In southern Philippines, quake-hit residents lament losses – ‘it really hurts’


Vilma Lagnayo woke up on Saturday to a sobering reality – her family home of five years in the quiet coastal town of Manay in southern Philippines was gone.
The 56-year-old recalled that minutes before an offshore magnitude 7.4 quake hit at 9.43am on Friday, she was outside her house attending to house chores when the ground began to tremble softly.

Within seconds, the shaking turned violent – the walls of their house creaked and then collapsed, windows rattled, and the air filled with the sound of breaking glass and crashing furniture.

Lagnayo said she scrambled to the front of her house, where her 80-year-old mother was sitting in shock.

“I don’t know how we can start again. It really hurts because we’ve lost our home,” she told This Week in Asia in Tagalog, breaking into tears as she sat in a corner next to a pile of rubble where her house once stood.

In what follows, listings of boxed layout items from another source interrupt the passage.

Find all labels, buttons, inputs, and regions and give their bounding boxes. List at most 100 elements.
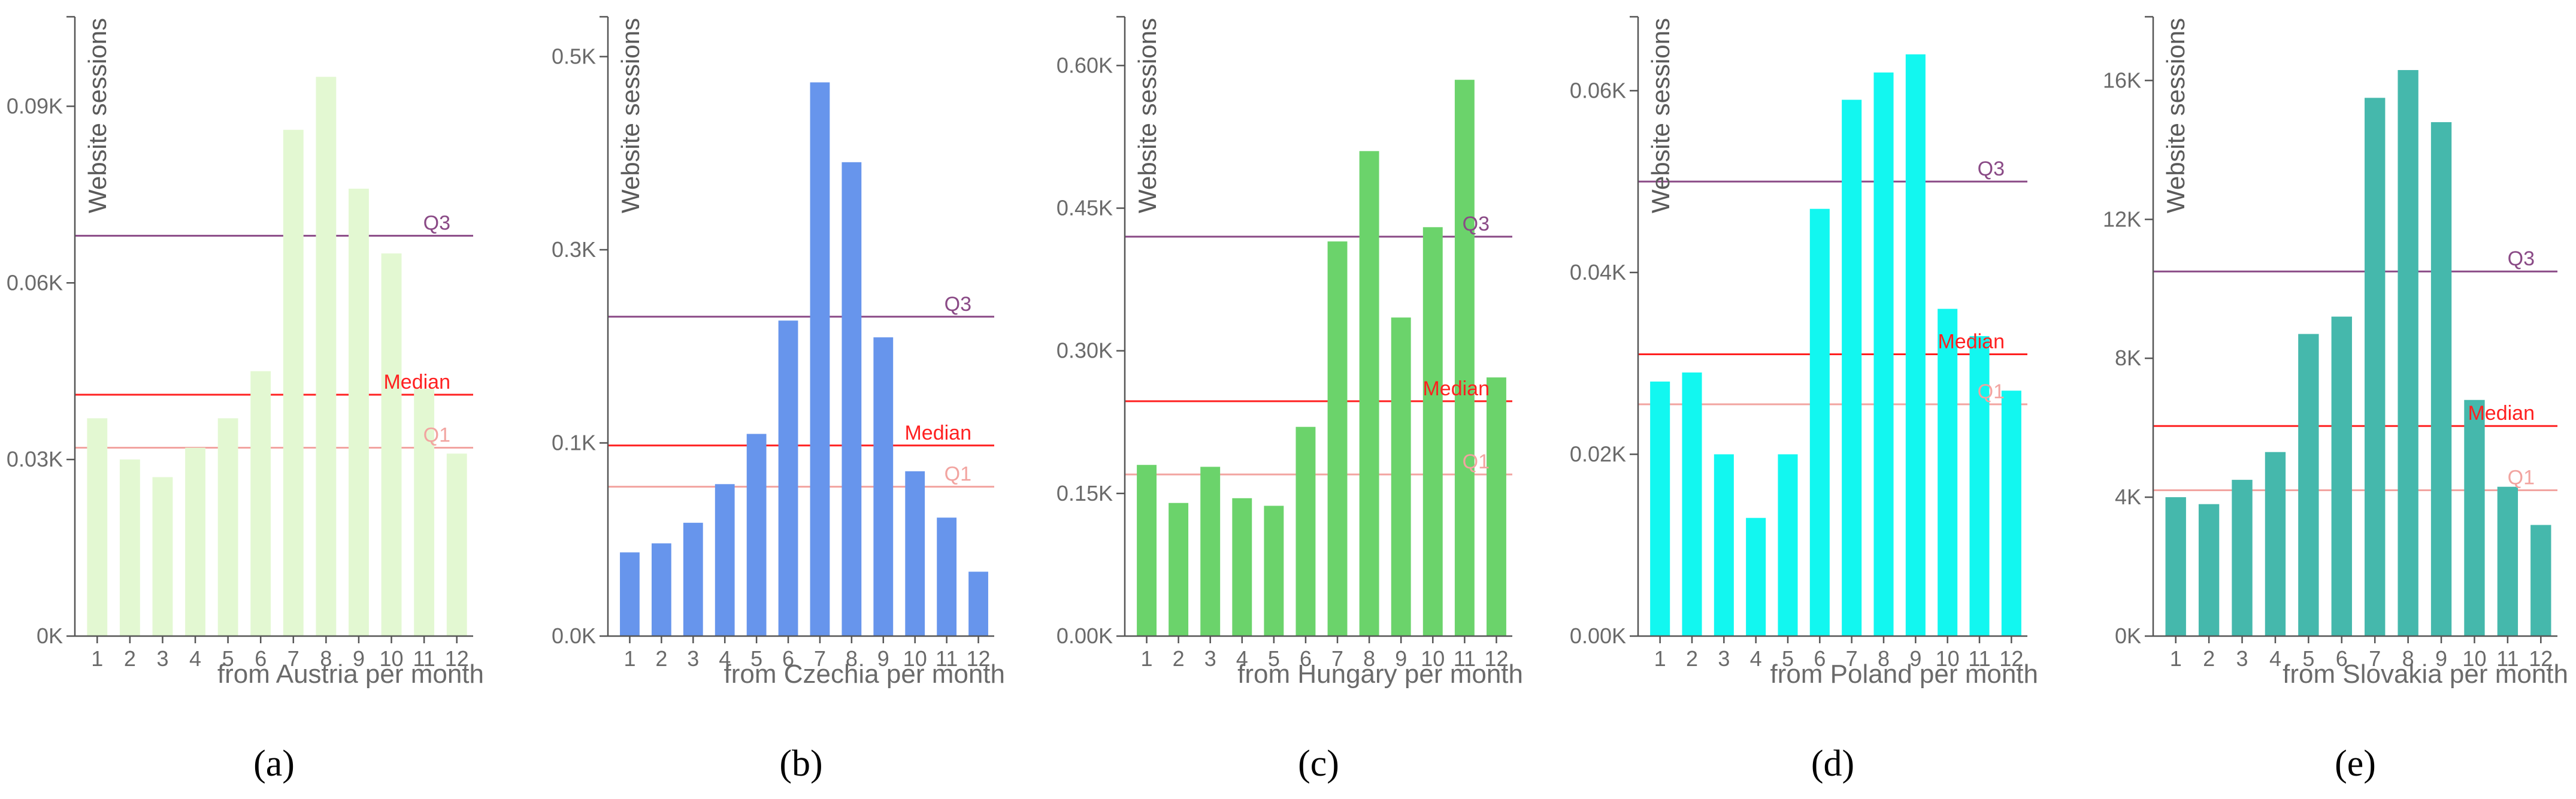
x-tick-label: 7: [2369, 646, 2381, 671]
bar-month-8: [1359, 151, 1379, 636]
bar-month-11: [414, 389, 435, 636]
y-tick-label: 0.04K: [1570, 260, 1626, 285]
x-tick-label: 10: [380, 646, 404, 671]
panel-caption: (b): [779, 743, 822, 784]
x-tick-label: 11: [936, 646, 958, 671]
x-tick-label: 5: [1268, 646, 1280, 671]
x-tick-label: 4: [1750, 646, 1762, 671]
x-tick-label: 9: [1395, 646, 1407, 671]
x-tick-label: 4: [2269, 646, 2281, 671]
panel-caption: (a): [253, 743, 295, 784]
x-tick-label: 12: [1999, 646, 2023, 671]
bar-month-2: [651, 543, 671, 636]
bar-month-5: [1778, 454, 1798, 636]
x-tick-label: 7: [1331, 646, 1343, 671]
x-axis-title: from Austria per month: [217, 659, 484, 689]
y-tick-label: 8K: [2115, 346, 2141, 370]
reference-label-q3: Q3: [1978, 158, 2005, 180]
reference-label-q3: Q3: [1463, 213, 1490, 235]
y-axis-title: Website sessions: [2162, 18, 2190, 213]
bar-month-7: [283, 129, 304, 636]
reference-label-q1: Q1: [1978, 380, 2005, 403]
x-tick-label: 5: [222, 646, 234, 671]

Vilma Lagnayo sits beside her destroyed house in Manay, Davao Oriental, after a magnitude 7.4 earthquake hit the southern Philippines on Friday. Photo: Jeoffrey Maitem
Vilma Lagnayo sits beside her destroyed house in Manay, Davao Oriental, after a magnitude 7.4 earthquake hit the southern Philippines on Friday. Photo: Jeoffrey Maitem

In the neighbouring village of Poblacion, Mike Bandabon shared that at the height of the earthquake, his father, who was alone at home, was injured when a refrigerator fell on him.